Using badger for multiple version store

Hey, badger users (and maintainers):

I’m consider using badger for store key with multiple versions of values. It seems there are at least 2 approaches for this:

  1. make composite key of (key, version), maybe using “Uint64Max - version” for version to order inverse-chronological order. I can use the out-of-box badger DB, and badger will have no knowledge of my versions.

  2. use ManagedDB, which seems to allow users to directly specify version, and this will (hopefully) seamlessly with badger’s inner wiring.

I prefer (2), however, just want to get feedback:

  1. is this the right understanding?
  2. is there anything I need to pay special attention to?

Thanks.

I agree that option 2 is the best one for this. The one thing you must be aware is that you must manage the transaction timestamps yourself. Dgraph uses managed DB (opt. 2) and the Zero node handles the Ts accounting. So although you have more freedom you also have to do a bit more work. Maybe someone else has another caveat but that’s the one that comes to mind. Using managed DB also turns off a few convenience functions because they don’t make sense without implicit Ts.
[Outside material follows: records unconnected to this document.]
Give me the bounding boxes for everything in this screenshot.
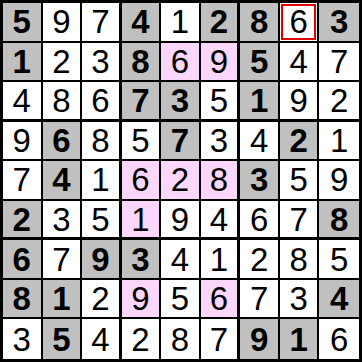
cell-r3c1[interactable]: 4 bbox=[3, 82, 43, 122]
cell-r3c2[interactable]: 8 bbox=[43, 82, 83, 122]
cell-r8c7[interactable]: 7 bbox=[240, 280, 280, 320]
cell-r9c4[interactable]: 2 bbox=[122, 319, 162, 359]
cell-r7c3[interactable]: 9 bbox=[82, 240, 122, 280]
cell-r2c8[interactable]: 4 bbox=[280, 43, 320, 83]
cell-r9c6[interactable]: 7 bbox=[201, 319, 241, 359]
cell-r1c1[interactable]: 5 bbox=[3, 3, 43, 43]
cell-r9c3[interactable]: 4 bbox=[82, 319, 122, 359]
cell-r7c9[interactable]: 5 bbox=[319, 240, 359, 280]
cell-r3c4[interactable]: 7 bbox=[122, 82, 162, 122]
cell-r8c5[interactable]: 5 bbox=[161, 280, 201, 320]
cell-r4c8[interactable]: 2 bbox=[280, 122, 320, 162]
cell-r3c5[interactable]: 3 bbox=[161, 82, 201, 122]
cell-r3c8[interactable]: 9 bbox=[280, 82, 320, 122]
cell-r4c5[interactable]: 7 bbox=[161, 122, 201, 162]
cell-r8c4[interactable]: 9 bbox=[122, 280, 162, 320]
cell-r1c8[interactable]: 6 bbox=[280, 3, 320, 43]
cell-r3c7[interactable]: 1 bbox=[240, 82, 280, 122]
cell-r7c8[interactable]: 8 bbox=[280, 240, 320, 280]
cell-r6c1[interactable]: 2 bbox=[3, 201, 43, 241]
cell-r6c5[interactable]: 9 bbox=[161, 201, 201, 241]
cell-r6c8[interactable]: 7 bbox=[280, 201, 320, 241]
cell-r5c8[interactable]: 5 bbox=[280, 161, 320, 201]
cell-r1c4[interactable]: 4 bbox=[122, 3, 162, 43]
cell-r9c9[interactable]: 6 bbox=[319, 319, 359, 359]
cell-r4c1[interactable]: 9 bbox=[3, 122, 43, 162]
cell-r2c1[interactable]: 1 bbox=[3, 43, 43, 83]
cell-r2c4[interactable]: 8 bbox=[122, 43, 162, 83]
cell-r6c3[interactable]: 5 bbox=[82, 201, 122, 241]
cell-r5c9[interactable]: 9 bbox=[319, 161, 359, 201]
cell-r7c5[interactable]: 4 bbox=[161, 240, 201, 280]
cell-r1c5[interactable]: 1 bbox=[161, 3, 201, 43]
cell-r2c5[interactable]: 6 bbox=[161, 43, 201, 83]
cell-r1c7[interactable]: 8 bbox=[240, 3, 280, 43]
cell-r4c2[interactable]: 6 bbox=[43, 122, 83, 162]
cell-r7c4[interactable]: 3 bbox=[122, 240, 162, 280]
cell-r9c5[interactable]: 8 bbox=[161, 319, 201, 359]
cell-r4c9[interactable]: 1 bbox=[319, 122, 359, 162]
cell-r2c6[interactable]: 9 bbox=[201, 43, 241, 83]
cell-r4c6[interactable]: 3 bbox=[201, 122, 241, 162]
cell-r8c1[interactable]: 8 bbox=[3, 280, 43, 320]
sudoku-board: 5974128631238695474867351929685734217416… bbox=[0, 0, 362, 362]
cell-r5c2[interactable]: 4 bbox=[43, 161, 83, 201]
cell-r2c3[interactable]: 3 bbox=[82, 43, 122, 83]
cell-r6c7[interactable]: 6 bbox=[240, 201, 280, 241]
cell-r7c6[interactable]: 1 bbox=[201, 240, 241, 280]
cell-r3c9[interactable]: 2 bbox=[319, 82, 359, 122]
cell-r8c9[interactable]: 4 bbox=[319, 280, 359, 320]
cell-r8c3[interactable]: 2 bbox=[82, 280, 122, 320]
cell-r5c1[interactable]: 7 bbox=[3, 161, 43, 201]
cell-r3c3[interactable]: 6 bbox=[82, 82, 122, 122]
cell-r5c4[interactable]: 6 bbox=[122, 161, 162, 201]
cell-r6c6[interactable]: 4 bbox=[201, 201, 241, 241]
cell-r3c6[interactable]: 5 bbox=[201, 82, 241, 122]
cell-r2c2[interactable]: 2 bbox=[43, 43, 83, 83]
cell-r1c3[interactable]: 7 bbox=[82, 3, 122, 43]
cell-r9c1[interactable]: 3 bbox=[3, 319, 43, 359]
cell-r2c9[interactable]: 7 bbox=[319, 43, 359, 83]
cell-r4c7[interactable]: 4 bbox=[240, 122, 280, 162]
cell-r8c8[interactable]: 3 bbox=[280, 280, 320, 320]
cell-r4c4[interactable]: 5 bbox=[122, 122, 162, 162]
cell-r4c3[interactable]: 8 bbox=[82, 122, 122, 162]
cell-r1c9[interactable]: 3 bbox=[319, 3, 359, 43]
cell-r5c3[interactable]: 1 bbox=[82, 161, 122, 201]
cell-r7c1[interactable]: 6 bbox=[3, 240, 43, 280]
cell-r1c2[interactable]: 9 bbox=[43, 3, 83, 43]
cell-r8c2[interactable]: 1 bbox=[43, 280, 83, 320]
cell-r9c8[interactable]: 1 bbox=[280, 319, 320, 359]
cell-r8c6[interactable]: 6 bbox=[201, 280, 241, 320]
cell-r7c7[interactable]: 2 bbox=[240, 240, 280, 280]
cell-r5c7[interactable]: 3 bbox=[240, 161, 280, 201]
cell-r1c6[interactable]: 2 bbox=[201, 3, 241, 43]
cell-r6c4[interactable]: 1 bbox=[122, 201, 162, 241]
cell-r2c7[interactable]: 5 bbox=[240, 43, 280, 83]
cell-r9c2[interactable]: 5 bbox=[43, 319, 83, 359]
cell-r7c2[interactable]: 7 bbox=[43, 240, 83, 280]
cell-r5c5[interactable]: 2 bbox=[161, 161, 201, 201]
cell-r6c9[interactable]: 8 bbox=[319, 201, 359, 241]
cell-r5c6[interactable]: 8 bbox=[201, 161, 241, 201]
cell-r9c7[interactable]: 9 bbox=[240, 319, 280, 359]
cell-r6c2[interactable]: 3 bbox=[43, 201, 83, 241]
I would suggest looking at our debug command, it has a lot of good hints about keys and DB.

Thanks, Gus for the prompt response!

what’s Zero node? maybe I didn’t look into Dgraph code yet, but it would be great if you can give me a pointer.

also what’s the debug command? you mean the /debug http endpoint or something else?

Also as I’m hacking the badger code, I notice in current WriteBatch implementation, the version is associated with each underlying Txn object (the commitTs), and for that reason, I cannot including key / value pairs with different version inside a single WriteBatch.

  1. Is that understanding correct?
  2. Of course this is not ideal, as blind write would write different key / value pairs with multiple versions.
    Do you have some thoughts on how to fix this?

thanks.

The Dgraph Zero node is a server that handles membership and timestamp (transaction) information.

The code for Zero is at: dgraph/dgraph/cmd/zero at master · dgraph-io/dgraph · GitHub

The Dgraph debug command is used with dgraph debug. It gives you information about the Dgraph posting directory (p-dir), where the Badger db is stored. Code is here: dgraph/dgraph/cmd/debug at master · dgraph-io/dgraph · GitHub

You are correct, a batch is associated with a specific version. I think if you wanted to write different version data you will need to look at the stream API. Check the backup code here: badger/backup.go at master · dgraph-io/badger · GitHub

When you do a backup you need all and any versions, so it might be closer to what you want to do. I personally prefer using the stream API for any batch-type operations. That code came from our need in Dgraph to do these types of operations.

Have a look at posting/writer.go in dgraph codebase. It sets a version per key-value by using a new txn per update and using callbacks.